Tomorrow would bring the Patrol station. Questions. Challenges. The beginning of a new life.
But tonight, there was only this: peace, warmth, and the unshakeable knowledge that whatever came next, they would face it as a family.
CHAPTER TWENTY-THREE
The navigation console beeped three times—proximity alert for a scheduled approach vector.
Becsul’s hands stilled over the secondary display where he’d been studying hyperspace corridor maps, his attention shifting to the forward viewport. The Celestine’s Mercy was dropping out of faster-than-light transit, the streaked star lines condensing into pinpricks, and directly ahead lay a structure that made the warrior in him instinctively assess threat levels.

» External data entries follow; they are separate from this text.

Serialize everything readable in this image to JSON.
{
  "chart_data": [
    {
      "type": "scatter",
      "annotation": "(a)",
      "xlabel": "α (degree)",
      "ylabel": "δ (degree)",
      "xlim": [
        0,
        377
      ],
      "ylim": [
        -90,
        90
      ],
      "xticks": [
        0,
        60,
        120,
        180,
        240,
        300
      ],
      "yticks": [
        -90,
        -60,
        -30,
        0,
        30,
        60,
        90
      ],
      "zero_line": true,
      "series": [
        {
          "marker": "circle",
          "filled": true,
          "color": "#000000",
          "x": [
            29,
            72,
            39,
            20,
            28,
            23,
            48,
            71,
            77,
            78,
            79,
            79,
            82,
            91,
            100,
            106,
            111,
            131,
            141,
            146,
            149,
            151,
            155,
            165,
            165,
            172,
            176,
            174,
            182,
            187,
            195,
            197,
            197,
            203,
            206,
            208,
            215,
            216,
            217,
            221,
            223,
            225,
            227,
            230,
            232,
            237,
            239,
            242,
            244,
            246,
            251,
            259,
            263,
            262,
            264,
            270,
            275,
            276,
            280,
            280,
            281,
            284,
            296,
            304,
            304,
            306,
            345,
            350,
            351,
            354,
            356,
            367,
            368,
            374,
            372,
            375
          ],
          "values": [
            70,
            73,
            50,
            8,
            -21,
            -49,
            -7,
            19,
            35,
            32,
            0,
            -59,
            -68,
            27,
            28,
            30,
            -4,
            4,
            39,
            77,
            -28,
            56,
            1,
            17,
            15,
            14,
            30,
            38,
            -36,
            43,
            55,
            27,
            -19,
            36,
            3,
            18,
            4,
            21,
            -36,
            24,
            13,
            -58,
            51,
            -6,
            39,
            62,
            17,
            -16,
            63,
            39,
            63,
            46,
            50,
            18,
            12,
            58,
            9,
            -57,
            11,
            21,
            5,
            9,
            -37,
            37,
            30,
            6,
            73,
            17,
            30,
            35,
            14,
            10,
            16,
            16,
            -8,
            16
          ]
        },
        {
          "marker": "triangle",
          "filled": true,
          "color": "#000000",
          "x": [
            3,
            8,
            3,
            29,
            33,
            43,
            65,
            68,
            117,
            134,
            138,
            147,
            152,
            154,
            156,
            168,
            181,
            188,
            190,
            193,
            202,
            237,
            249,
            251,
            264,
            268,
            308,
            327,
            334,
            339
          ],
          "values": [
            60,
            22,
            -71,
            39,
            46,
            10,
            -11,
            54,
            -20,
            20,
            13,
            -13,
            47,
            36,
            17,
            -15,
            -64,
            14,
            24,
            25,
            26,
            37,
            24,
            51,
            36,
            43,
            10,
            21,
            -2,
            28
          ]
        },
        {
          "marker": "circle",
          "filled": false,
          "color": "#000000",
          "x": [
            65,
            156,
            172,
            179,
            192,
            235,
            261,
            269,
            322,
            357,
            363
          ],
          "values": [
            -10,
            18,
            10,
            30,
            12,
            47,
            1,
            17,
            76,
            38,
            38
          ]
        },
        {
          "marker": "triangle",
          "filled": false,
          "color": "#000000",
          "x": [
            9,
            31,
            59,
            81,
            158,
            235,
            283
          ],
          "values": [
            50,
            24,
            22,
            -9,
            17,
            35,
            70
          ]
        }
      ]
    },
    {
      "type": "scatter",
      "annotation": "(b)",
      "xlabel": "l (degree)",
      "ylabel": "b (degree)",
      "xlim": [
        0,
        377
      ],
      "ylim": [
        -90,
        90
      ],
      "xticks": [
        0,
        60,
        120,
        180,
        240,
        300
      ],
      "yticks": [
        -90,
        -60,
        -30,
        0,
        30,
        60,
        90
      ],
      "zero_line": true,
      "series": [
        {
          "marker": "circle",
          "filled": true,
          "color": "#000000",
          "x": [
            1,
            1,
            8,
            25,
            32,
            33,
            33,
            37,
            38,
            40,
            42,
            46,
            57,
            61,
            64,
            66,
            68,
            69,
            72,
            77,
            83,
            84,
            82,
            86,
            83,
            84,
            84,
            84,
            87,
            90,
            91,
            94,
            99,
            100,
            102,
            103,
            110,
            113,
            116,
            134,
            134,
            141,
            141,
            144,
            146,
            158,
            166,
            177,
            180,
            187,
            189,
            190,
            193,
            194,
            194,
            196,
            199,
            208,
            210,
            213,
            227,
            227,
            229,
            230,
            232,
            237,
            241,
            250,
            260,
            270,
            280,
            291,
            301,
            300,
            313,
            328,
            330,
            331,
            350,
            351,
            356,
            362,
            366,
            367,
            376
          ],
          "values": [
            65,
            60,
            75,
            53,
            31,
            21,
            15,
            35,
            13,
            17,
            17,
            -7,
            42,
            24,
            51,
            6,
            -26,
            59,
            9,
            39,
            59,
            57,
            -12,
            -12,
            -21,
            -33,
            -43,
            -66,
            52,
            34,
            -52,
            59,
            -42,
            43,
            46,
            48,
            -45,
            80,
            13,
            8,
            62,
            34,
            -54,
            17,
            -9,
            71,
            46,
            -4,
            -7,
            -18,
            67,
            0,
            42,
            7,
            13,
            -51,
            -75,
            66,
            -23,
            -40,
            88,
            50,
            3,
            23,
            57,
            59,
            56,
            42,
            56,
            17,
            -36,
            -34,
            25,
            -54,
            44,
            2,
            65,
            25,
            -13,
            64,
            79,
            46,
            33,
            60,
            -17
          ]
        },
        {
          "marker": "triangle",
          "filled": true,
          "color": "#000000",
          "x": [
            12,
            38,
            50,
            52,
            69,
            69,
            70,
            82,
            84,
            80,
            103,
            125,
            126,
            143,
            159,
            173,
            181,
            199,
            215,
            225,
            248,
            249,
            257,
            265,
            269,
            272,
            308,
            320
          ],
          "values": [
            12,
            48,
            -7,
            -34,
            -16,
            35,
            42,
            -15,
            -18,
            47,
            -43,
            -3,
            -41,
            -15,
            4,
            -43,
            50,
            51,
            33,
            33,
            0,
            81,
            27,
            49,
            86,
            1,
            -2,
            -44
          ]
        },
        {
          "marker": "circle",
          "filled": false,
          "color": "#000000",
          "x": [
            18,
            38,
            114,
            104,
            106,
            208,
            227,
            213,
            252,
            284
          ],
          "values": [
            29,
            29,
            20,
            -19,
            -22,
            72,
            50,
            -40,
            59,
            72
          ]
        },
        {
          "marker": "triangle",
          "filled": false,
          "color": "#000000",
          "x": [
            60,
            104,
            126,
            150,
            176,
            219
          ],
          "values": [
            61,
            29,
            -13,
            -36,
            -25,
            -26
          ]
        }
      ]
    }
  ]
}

The Galactic Patrol Station Korinth-7 was a massive orbital platform, bristling with sensor arrays and weapons emplacements that tracked their approach with cold mechanical precision. Docking arms extended from its central hub like the legs of some metallic spider, several already occupied by vessels ranging from sleek enforcement cruisers to battered civilian transports. Warning beacons pulsed in synchronized patterns, and even from this distance, Becsul could see patrol ships moving in coordinated formations—sentries guarding the gates.
This is where we discover what our future holds, he thought. Or whether we have one at all.